Arch Intern Med. 2002 Apr 22;162(8):887-92. doi: 10.1001/archinte.162.8.887.
Despite current recommendations for human immunodeficiency virus (HIV) counseling and testing among patients admitted to hospitals with at least a 1% prevalence of HIV infection, an estimated 300 000 people in the United States remain unaware of their HIV infection.
We implemented the Think HIV program, which offered voluntary HIV counseling and testing to patients admitted to the medical service of a Boston, Mass, teaching hospital. We compared the results of this effort with testing results from a 15-month historical control period.
Patients admitted during the program period were 3.4 times more likely to undergo testing for HIV than those admitted during the control period (95% confidence interval [CI], 2.8-4.1). The testing program detected approximately 2 new diagnoses of HIV infection per month, compared with 1 per month during the control period. Patients who underwent testing during the program, and who likely would not have done so without this initiative, had an estimated prevalence of HIV infection of 3.8% (95% CI, 1.8%-5.8%).
Testing efforts for HIV targeted to only symptomatic patients are inadequate to identify the one third of HIV-seropositive people in the United States who are unaware of their infection. We have shown that in a single urban hospital, offering voluntary, routine inpatient HIV counseling and testing can be successful as a screening program by identifying a substantial number of patients with undiagnosed HIV. These patients then can be informed, counseled, and linked to care and treatment. Seventy-two hospitals nationwide have demographics similar to those of the study hospital, suggesting that these results are generalizable to many urban hospitals.

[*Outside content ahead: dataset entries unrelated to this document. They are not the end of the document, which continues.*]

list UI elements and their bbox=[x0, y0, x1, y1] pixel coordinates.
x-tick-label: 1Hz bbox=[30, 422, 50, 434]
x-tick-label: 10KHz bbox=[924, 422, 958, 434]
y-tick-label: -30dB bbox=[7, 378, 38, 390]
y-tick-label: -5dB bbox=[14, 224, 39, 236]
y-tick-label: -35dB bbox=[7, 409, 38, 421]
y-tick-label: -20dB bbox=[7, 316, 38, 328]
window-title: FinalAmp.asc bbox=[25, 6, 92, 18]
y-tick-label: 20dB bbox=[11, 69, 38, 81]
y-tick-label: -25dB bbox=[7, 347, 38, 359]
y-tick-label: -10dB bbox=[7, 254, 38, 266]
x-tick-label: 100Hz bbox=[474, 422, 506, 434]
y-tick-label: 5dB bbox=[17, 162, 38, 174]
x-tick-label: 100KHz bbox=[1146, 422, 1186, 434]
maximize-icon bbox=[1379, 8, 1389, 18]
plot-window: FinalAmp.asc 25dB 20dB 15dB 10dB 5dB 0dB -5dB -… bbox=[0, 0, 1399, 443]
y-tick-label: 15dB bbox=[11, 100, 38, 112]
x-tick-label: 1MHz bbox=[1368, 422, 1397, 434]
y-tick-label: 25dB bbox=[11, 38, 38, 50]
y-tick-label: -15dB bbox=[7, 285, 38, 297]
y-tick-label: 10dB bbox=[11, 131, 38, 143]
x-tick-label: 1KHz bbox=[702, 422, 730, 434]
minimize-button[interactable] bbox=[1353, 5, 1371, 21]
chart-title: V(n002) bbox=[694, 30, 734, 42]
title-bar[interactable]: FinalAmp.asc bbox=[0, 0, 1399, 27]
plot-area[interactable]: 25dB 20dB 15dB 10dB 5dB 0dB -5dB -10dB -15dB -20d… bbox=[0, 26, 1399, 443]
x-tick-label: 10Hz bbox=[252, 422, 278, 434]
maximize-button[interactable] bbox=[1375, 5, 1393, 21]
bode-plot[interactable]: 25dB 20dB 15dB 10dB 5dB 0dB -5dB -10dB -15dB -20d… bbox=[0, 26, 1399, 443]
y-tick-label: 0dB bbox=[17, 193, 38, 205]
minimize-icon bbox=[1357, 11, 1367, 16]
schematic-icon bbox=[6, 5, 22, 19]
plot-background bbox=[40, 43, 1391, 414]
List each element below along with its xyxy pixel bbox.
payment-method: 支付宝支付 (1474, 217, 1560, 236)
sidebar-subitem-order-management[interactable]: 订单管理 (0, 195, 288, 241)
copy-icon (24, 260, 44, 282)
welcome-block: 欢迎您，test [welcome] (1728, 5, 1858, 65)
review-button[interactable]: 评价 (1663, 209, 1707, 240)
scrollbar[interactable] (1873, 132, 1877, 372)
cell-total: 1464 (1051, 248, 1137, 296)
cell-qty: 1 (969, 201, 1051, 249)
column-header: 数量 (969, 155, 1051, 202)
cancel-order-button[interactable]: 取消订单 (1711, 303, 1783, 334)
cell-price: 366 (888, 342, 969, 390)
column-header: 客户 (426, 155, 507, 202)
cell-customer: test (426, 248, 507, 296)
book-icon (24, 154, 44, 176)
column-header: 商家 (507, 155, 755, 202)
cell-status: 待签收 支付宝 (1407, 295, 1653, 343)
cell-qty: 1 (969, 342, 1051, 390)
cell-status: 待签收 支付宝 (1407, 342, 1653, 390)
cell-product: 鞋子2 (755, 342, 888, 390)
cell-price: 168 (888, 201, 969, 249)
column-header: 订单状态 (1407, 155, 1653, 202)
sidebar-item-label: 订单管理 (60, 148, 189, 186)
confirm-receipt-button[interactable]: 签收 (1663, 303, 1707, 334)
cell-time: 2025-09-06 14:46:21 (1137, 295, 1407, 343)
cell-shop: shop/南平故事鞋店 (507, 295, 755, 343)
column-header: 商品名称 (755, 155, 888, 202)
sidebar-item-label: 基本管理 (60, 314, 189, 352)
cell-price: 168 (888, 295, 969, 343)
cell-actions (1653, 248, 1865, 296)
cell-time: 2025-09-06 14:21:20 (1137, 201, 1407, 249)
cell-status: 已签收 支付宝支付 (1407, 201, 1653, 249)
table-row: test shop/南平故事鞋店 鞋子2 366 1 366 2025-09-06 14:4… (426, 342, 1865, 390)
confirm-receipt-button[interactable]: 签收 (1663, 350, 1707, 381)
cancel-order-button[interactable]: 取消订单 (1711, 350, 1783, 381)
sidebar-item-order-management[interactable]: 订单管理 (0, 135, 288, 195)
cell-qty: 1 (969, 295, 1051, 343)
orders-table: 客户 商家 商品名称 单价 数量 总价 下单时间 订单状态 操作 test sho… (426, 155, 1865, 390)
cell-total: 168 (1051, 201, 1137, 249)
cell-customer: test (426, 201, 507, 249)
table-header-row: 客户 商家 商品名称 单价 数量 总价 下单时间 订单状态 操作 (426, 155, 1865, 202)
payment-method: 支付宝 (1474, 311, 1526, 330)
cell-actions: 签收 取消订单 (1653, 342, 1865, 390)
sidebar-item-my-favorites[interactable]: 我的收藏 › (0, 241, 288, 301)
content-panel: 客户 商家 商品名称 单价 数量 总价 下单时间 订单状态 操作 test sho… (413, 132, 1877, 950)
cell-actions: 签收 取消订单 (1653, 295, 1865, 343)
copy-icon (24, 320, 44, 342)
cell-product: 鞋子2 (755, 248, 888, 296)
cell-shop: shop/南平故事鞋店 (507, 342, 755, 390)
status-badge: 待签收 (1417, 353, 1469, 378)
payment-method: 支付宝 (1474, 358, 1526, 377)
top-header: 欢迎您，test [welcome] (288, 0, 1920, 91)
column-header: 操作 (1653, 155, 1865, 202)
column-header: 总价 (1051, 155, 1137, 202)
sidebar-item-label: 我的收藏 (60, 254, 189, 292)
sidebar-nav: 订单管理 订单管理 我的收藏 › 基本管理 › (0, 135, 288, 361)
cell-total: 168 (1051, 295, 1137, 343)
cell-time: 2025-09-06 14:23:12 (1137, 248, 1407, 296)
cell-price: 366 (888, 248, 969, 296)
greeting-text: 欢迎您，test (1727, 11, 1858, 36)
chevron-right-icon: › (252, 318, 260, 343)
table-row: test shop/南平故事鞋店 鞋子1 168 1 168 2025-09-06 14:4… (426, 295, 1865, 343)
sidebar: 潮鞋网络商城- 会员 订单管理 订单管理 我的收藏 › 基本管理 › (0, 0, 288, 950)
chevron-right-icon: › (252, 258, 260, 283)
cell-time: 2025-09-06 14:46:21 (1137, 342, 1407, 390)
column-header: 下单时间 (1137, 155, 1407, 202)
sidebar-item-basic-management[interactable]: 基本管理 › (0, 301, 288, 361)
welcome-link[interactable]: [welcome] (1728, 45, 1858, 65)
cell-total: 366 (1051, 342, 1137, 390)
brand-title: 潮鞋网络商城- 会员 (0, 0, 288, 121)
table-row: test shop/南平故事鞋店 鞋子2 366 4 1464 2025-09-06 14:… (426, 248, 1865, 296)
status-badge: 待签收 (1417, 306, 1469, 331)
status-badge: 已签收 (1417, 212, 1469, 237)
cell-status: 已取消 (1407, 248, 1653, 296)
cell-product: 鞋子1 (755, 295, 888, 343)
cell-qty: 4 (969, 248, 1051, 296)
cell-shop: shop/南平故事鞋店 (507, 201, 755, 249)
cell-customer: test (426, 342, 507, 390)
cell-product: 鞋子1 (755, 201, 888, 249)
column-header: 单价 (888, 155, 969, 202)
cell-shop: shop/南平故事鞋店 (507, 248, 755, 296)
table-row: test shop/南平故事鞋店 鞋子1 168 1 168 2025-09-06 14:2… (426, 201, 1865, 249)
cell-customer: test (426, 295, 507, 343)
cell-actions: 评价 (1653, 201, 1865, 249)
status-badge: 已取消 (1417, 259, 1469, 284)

尽管目前建议对入住医院且人类免疫缺陷病毒(HIV)感染率至少为1%的患者进行HIV咨询和检测,但在美国估计仍有30万人未意识到自己感染了HIV。
我们实施了“思考HIV”项目,为入住马萨诸塞州波士顿一家教学医院内科的患者提供自愿HIV咨询和检测。我们将这一举措的结果与15个月历史对照期的检测结果进行了比较。
项目期间入院的患者接受HIV检测的可能性是对照期入院患者的3.4倍(95%置信区间[CI],2.8 - 4.1)。检测项目每月检测出约2例新的HIV感染病例,而对照期每月为1例。在项目期间接受检测且若没有这一举措可能不会接受检测的患者,其HIV感染估计患病率为3.8%(95%CI,1.8% - 5.8%)。
仅针对有症状患者进行HIV检测的力度不足以识别出美国三分之一未意识到感染的HIV血清阳性者。我们已表明,在一家城市医院,通过识别大量未确诊HIV的患者,提供自愿、常规的住院HIV咨询和检测作为筛查项目可以取得成功。然后可以让这些患者了解情况、接受咨询并与护理和治疗建立联系。全国有72家医院的人口统计学特征与研究医院相似,这表明这些结果可推广到许多城市医院。